ATLANTA — There is a monster on Georgia's roads. Chances are you'll never be able to spot it even if you're looking right at it.
It's called a "Frankensteined" guardrail. One Georgia family said it killed their only daughter.
"How did this even happen?" said Cathy Alonzo, whose daughter Isabella was killed after a crash. "How are you just driving down the road and all of the sudden your car is impaled by a guardrail?"
That's a question she and her husband, Mark, have been asking for the past two years. How did a device, meant to protect drivers, kill their 18-year-old daughter?
"As soon as I saw the car, I was crying, and I said, 'this isn’t going to be good,'" Mark Alonzo said. "I can’t even recognize her car."
The car was left mangled after it struck a guardrail on I-75 in Peach County in March 2020.
"The guardrail was sticking 10 feet up in the air," Mark said. " It wasn’t right. I mean guardrails aren’t supposed to look that way. That’s the first time I’d heard 'Frankenstein.'"
WHAT IS A "FRANKENSTEINED" GUARDRAIL
A "Frankensteined" guardrail is not a brand or type of guardrail. It's a term used to describe a guardrail made with mixed parts from different manufacturers.
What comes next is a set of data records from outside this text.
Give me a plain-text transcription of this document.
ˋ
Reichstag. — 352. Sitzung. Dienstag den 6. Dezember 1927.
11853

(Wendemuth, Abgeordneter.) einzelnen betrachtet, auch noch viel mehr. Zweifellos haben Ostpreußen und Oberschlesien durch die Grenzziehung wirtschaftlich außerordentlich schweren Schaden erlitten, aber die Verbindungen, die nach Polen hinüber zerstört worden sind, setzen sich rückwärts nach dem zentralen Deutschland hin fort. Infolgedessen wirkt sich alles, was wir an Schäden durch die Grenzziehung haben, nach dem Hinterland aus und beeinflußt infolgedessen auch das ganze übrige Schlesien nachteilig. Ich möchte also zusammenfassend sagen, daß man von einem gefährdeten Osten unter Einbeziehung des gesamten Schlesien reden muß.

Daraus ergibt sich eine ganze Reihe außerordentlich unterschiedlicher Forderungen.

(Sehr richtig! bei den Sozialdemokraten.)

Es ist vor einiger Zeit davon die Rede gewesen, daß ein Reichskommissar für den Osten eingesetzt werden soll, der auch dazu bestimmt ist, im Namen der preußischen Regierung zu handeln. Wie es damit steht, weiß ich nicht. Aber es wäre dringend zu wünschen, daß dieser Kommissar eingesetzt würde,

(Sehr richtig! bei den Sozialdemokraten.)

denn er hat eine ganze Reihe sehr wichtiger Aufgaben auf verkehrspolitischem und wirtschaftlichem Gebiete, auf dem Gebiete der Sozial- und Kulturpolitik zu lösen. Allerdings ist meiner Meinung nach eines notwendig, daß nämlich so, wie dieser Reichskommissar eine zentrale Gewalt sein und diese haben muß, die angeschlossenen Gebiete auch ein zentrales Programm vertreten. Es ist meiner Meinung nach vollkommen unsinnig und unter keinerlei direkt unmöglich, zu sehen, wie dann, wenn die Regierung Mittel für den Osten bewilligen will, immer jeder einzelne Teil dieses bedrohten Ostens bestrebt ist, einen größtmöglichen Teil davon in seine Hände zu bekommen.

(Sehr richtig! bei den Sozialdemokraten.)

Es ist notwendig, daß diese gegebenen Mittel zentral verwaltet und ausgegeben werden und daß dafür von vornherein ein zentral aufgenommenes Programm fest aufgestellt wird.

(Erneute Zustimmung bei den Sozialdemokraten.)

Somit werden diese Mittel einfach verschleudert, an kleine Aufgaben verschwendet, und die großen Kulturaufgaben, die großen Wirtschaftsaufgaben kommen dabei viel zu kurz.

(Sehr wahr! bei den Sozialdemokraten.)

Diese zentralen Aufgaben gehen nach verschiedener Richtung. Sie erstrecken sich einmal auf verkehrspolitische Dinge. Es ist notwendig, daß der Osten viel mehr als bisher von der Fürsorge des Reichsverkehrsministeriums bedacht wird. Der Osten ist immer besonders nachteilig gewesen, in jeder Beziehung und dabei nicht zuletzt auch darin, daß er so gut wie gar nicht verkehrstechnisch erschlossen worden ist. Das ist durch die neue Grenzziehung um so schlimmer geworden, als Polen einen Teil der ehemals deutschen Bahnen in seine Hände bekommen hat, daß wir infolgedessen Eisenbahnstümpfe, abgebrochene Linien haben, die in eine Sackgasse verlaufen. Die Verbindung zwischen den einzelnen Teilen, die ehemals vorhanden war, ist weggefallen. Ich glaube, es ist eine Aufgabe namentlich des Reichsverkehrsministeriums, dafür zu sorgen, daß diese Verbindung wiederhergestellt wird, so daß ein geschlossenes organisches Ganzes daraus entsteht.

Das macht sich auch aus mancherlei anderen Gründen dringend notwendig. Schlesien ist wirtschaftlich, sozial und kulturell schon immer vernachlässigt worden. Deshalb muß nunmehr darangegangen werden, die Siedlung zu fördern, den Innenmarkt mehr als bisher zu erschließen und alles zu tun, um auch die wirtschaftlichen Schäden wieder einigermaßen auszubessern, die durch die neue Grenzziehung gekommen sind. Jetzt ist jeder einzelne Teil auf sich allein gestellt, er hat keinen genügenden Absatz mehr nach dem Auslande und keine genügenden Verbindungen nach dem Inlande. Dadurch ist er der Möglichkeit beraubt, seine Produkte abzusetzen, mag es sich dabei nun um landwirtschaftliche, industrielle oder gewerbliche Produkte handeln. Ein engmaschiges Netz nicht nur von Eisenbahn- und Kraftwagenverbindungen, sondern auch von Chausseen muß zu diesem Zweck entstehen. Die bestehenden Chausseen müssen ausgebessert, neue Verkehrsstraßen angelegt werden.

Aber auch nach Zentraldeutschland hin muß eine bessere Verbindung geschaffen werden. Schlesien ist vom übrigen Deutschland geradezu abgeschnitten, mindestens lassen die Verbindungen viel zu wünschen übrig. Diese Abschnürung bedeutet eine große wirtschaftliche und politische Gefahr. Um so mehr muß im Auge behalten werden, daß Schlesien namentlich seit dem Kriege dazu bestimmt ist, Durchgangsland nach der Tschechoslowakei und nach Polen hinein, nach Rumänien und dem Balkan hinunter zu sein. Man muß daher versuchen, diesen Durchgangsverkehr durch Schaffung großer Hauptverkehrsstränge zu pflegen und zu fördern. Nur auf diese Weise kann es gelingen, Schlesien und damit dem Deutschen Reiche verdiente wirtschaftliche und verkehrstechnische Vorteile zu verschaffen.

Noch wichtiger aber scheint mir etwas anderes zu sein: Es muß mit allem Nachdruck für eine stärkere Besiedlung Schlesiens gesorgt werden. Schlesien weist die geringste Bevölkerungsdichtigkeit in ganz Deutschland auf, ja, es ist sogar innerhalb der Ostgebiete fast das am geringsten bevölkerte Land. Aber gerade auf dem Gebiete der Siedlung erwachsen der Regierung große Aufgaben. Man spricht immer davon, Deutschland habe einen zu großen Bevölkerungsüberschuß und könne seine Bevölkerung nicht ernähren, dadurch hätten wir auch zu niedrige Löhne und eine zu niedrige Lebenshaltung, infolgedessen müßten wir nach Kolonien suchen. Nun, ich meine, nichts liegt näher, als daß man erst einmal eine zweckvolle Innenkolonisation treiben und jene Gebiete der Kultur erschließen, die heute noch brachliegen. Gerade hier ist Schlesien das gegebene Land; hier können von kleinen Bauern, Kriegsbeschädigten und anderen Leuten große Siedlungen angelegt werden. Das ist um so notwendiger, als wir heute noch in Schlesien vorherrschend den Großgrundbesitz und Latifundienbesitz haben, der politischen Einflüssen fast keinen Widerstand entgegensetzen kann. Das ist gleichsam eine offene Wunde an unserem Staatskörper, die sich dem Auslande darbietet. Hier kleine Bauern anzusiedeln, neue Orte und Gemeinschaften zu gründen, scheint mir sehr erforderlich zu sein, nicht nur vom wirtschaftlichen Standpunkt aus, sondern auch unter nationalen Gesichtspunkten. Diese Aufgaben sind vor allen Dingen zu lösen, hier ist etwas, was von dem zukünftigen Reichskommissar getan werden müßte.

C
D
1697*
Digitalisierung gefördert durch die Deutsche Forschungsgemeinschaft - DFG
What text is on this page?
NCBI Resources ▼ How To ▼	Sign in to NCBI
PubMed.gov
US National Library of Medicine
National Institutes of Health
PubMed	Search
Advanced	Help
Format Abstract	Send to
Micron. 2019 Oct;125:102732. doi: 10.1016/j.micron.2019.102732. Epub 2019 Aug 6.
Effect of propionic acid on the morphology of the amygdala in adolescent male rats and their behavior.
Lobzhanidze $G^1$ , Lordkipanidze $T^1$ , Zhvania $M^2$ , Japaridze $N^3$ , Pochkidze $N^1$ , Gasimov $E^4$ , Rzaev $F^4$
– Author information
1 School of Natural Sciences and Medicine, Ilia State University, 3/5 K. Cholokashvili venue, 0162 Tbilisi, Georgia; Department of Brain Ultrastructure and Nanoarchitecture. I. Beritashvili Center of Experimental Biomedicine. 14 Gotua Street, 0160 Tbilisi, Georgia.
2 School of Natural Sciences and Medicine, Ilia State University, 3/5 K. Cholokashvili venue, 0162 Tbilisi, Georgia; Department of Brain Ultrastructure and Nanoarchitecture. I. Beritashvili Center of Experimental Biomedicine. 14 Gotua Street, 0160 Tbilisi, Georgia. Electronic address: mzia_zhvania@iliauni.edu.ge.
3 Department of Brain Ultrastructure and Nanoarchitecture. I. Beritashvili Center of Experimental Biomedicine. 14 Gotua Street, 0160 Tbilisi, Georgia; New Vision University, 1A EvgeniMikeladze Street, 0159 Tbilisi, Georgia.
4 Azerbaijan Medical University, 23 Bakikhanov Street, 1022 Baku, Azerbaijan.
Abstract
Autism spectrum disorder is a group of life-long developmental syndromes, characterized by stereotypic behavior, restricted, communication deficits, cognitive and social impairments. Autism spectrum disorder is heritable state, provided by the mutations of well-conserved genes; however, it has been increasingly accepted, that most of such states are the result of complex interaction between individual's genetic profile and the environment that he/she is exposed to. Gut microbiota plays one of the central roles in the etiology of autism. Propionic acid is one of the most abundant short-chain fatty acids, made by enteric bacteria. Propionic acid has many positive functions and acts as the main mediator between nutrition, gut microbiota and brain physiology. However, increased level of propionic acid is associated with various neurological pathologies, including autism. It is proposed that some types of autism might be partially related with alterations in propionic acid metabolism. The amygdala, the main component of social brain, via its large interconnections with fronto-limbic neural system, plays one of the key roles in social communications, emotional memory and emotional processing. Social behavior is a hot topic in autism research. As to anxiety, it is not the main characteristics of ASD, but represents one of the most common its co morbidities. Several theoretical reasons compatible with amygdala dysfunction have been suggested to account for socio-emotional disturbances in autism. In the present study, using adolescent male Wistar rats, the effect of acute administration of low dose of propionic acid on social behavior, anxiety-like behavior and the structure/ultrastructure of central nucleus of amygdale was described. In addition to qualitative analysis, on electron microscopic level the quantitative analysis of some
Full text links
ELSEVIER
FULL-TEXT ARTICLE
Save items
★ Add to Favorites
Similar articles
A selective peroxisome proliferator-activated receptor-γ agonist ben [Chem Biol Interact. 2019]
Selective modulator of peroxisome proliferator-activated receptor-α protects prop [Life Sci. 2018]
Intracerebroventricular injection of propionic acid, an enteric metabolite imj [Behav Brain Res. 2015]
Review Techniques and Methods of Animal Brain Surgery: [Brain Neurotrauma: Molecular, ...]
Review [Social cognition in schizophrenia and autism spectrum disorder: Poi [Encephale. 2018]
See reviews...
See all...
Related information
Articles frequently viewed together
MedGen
The parts that don't work together ultimately create a monster on the roads.
"It can be deadly," mechanical engineer Ben Railsback said.
Railsback came up with the term "Frankensteined" after he investigated a crash in Colorado where a woman struck a guardrail made up of mixed parts.
"It just jammed up the system and kinked the guardrail, forcing it back around into the side of her vehicle," Railsback said.
The woman in that crash survived, and Colorado's Department of Transportation launched a statewide investigation to find every "Frankensteined" guardrail on the roads.
Georgia's Department of Transportation did not do the same after Isabella's death.
WHERE ARE THEY IN GEORGIA?
11Alive's investigation uncovered the "Frankensteined" rail Isabella hit was not the only one on Georgia roads.
The investigative team found at least three more: two on Interstate 75 and one on I-285.
GDOT wouldn't go on camera but sent a statement to 11Alive.
"GDOT found that the 3 locations in question do not represent the instillation specifications identified by the Department or the manufacturer. Once we were in possession of the list held by WXIA, we went to work immediately and all 3 were reported for review and scheduled for replacement within the week, or at time of this story airing have already been replaced. Statewide there are roughly 34,000 end treatments on our roadway system at any given time. Therefore, we do not believe this reflects a widespread issue. However, we are dedicated to working with employees, as well as contractors, to reinforce the installation practices that are acceptable by GDOT and FHWA. At any time, if a citizen identifies a piece of infrastructure that they feel is unsafe, we encourage them to report it to the department so that there can be a review and repair, when necessary. With almost 50,000 lane miles on our system, we know that the millions of motorists who use our roads daily are some of our best eyes and advocates for safe roadways."
Mark said after a crash, it's clear that the guardrail is "Frankensteined."
"After it’s been hit, I can tell the difference between one that worked and the one that she hit that didn’t’ work," Mark said.
But before that, he said they all look the same.
"I DON'T WANT IT TO HAPPEN TO ANYONE ELSE'S CHILD."
The Alonzos said GDOT shouldn't wait for someone else to spot these rails when the potential for injury is so catastrophic.
"The doctor said the guardrail had separated her, her spine from her pelvis, and crushed her pelvis," Mark said describing his daughter's injuries.
Isabella stayed alive just long enough for her parents to say goodbye.
"I asked her, because they already told us she wasn’t going to make it, and I said, 'do you see Jesus?' And she shook her head, and I said, 'well, go with Jesus. And we’ll see you soon,'" Mark said, fighting back tears as he relived the memory.
"This shouldn’t have happened to our daughter and I don’t want it to happen to anyone else’s child," Cathy said.
The Alonzos are suing GDOT for Isabella's death.
As for the "Frankensteined" guardrails 11Alive found, GDOT said it replaced them within a week.
It's worth noting one of the "Frankensteined" guardrails found by 11Alive investigators was on the road for more than a year. No GDOT worker ever spotted it or alerted the agency that it shouldn't be there.
11Alive investigators reached out to two manufacturers whose parts were found being used by contractors to create "Frankensteined" guardrails.
The company, Road Systems, Inc (RSI), told us:
"These improperly installed guardrail terminals can be very dangerous. Our products being properly installed and properly applied at site locations where the terminals are able perform as they were designed and tested is of great importance to RSI. We developed innovative interactive on-line training to provide Contractors and State DOT’s the tools needed to properly install, inspect, and maintain our products. You can find our training here. We stand ready to provide the training needed to assure our products are properly installed."
Another company called Trinity, whose parts were being combined with RSI's did not return the request for comment.